STING Performance Quick Reference
Quick Start Commands
Set Performance Profile
# For Virtual Machines (Recommended)
echo "PERFORMANCE_PROFILE=vm_optimized" >> .env
docker compose restart llm-gateway
# For GPU Hardware
echo "PERFORMANCE_PROFILE=gpu_accelerated" >> .env
docker compose restart llm-gateway
# Auto-detect (Default)
echo "PERFORMANCE_PROFILE=auto" >> .env
docker compose restart llm-gateway
Test Performance
# Run built-in performance test
./test_performance.sh
# Quick health check
curl http://localhost:8085/health
# Quick chat test
curl -X POST http://localhost:8081/chat/message \
-H "Content-Type: application/json" \
-d '{"message": "Hello", "user_id": "test"}'
Monitor Performance
# Monitor resource usage
docker stats sting-llm-gateway-1
# Check logs
docker compose logs llm-gateway --tail=20
# Check configuration
docker compose exec llm-gateway env | grep -E "(PERFORMANCE|TORCH|OMP)"
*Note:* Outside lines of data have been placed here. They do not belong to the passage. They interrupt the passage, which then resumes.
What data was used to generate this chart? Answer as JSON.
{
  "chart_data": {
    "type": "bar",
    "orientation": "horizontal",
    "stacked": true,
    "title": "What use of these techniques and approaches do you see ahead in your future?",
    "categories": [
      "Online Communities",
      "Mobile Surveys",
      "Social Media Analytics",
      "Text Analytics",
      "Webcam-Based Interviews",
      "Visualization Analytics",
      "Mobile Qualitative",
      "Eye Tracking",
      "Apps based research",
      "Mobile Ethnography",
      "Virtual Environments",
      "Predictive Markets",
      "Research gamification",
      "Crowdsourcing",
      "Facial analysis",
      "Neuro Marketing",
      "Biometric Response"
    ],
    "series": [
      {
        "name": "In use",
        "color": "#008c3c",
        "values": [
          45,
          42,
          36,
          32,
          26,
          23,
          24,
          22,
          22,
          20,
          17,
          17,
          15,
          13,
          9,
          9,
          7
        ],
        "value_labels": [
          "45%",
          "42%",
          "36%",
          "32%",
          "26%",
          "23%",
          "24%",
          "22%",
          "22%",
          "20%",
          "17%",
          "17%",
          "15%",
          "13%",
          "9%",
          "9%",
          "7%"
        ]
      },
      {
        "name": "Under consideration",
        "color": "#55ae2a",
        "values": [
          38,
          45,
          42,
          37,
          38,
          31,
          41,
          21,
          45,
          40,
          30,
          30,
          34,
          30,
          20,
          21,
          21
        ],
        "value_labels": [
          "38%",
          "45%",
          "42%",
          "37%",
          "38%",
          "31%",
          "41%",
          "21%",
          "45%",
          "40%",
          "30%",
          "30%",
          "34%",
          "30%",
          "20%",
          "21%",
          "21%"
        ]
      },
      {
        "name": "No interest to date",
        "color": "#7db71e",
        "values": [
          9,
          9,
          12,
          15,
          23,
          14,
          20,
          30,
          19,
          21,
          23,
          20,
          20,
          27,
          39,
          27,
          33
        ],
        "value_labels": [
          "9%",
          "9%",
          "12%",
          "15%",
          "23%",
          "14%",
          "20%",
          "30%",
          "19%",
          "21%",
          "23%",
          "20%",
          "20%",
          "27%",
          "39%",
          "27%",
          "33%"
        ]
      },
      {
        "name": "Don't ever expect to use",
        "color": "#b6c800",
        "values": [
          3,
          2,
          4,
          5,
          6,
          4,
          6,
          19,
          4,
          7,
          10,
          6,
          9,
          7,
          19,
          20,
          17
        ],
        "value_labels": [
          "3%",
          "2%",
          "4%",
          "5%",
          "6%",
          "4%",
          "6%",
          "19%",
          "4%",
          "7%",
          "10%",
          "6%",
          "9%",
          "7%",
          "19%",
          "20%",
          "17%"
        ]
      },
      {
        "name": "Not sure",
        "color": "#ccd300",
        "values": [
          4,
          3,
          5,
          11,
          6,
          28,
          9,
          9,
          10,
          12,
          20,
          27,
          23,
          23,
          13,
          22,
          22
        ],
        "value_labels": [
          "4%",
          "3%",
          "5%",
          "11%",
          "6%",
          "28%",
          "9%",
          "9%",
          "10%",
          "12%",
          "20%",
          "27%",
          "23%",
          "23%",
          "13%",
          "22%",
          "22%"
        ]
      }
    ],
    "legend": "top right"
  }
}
Performance Profiles Cheat Sheet
| Scenario | Profile | Command |
|---|---|---|
| Virtual Machine | vm_optimized | PERFORMANCE_PROFILE=vm_optimized |
| Docker Desktop | vm_optimized | PERFORMANCE_PROFILE=vm_optimized |
| Native Apple Silicon | gpu_accelerated | PERFORMANCE_PROFILE=gpu_accelerated |
| Native NVIDIA GPU | gpu_accelerated | PERFORMANCE_PROFILE=gpu_accelerated |
| AWS/Azure/GCP | cloud | PERFORMANCE_PROFILE=cloud |
| Unsure | auto | PERFORMANCE_PROFILE=auto |
Common Fixes
Slow Performance
# Switch to VM optimized
PERFORMANCE_PROFILE=vm_optimized docker compose restart llm-gateway
# Enable quantization
QUANTIZATION=int8 docker compose restart llm-gateway
Out of Memory
# Use aggressive quantization
QUANTIZATION=int4 docker compose restart llm-gateway
# Use smaller model
MODEL_NAME=phi3 docker compose restart llm-gateway
CPU Underutilized
# Force all CPU cores
OMP_NUM_THREADS=auto docker compose restart llm-gateway
# Check current threading
docker compose exec llm-gateway python -c "import torch; print(f'Threads: {torch.get_num_threads()}')"
Expected Performance
| Profile | Memory | Response Time | Quality |
|---|---|---|---|
vm_optimized | 6-8 GB | 5-15 seconds | Good |
gpu_accelerated | 16-20 GB | 2-5 seconds | Excellent |
cloud | 18-24 GB | 1-3 seconds | Excellent |
Troubleshooting
Check Current Settings
# View current profile
echo $PERFORMANCE_PROFILE
# Check environment in container
docker compose exec llm-gateway env | grep PERFORMANCE_PROFILE
# View applied settings in logs
docker compose logs llm-gateway | grep -i "performance profile"
Reset to Defaults
# Remove custom settings
unset PERFORMANCE_PROFILE
unset QUANTIZATION
unset TORCH_DEVICE
# Restart with auto-detection
PERFORMANCE_PROFILE=auto docker compose restart llm-gateway
Emergency Recovery
# If services won't start
docker compose down
docker compose up -d db vault kratos app frontend
# Start with minimal LLM
PERFORMANCE_PROFILE=vm_optimized \
QUANTIZATION=int4 \
docker compose up -d llm-gateway
Files to Check
- Configuration:
conf/config.yml - Environment:
.env - Performance settings:
.env.performance - Logs:
docker compose logs llm-gateway - Test script:
./test_performance.sh
Advanced Tweaking
For Virtual Appliances
export PERFORMANCE_PROFILE=vm_optimized
export QUANTIZATION=int8
export OMP_NUM_THREADS=auto
export MAX_TOKENS=512 # Shorter responses = faster
For High-End Hardware
export PERFORMANCE_PROFILE=gpu_accelerated
export QUANTIZATION=none
export TORCH_PRECISION=fp16
export MAX_TOKENS=2048
For Development
export PERFORMANCE_PROFILE=vm_optimized
export QUANTIZATION=int8
export MAX_TOKENS=256 # Very fast responses for testing
Tip: Always test changes with ./test_performance.sh before deploying to production!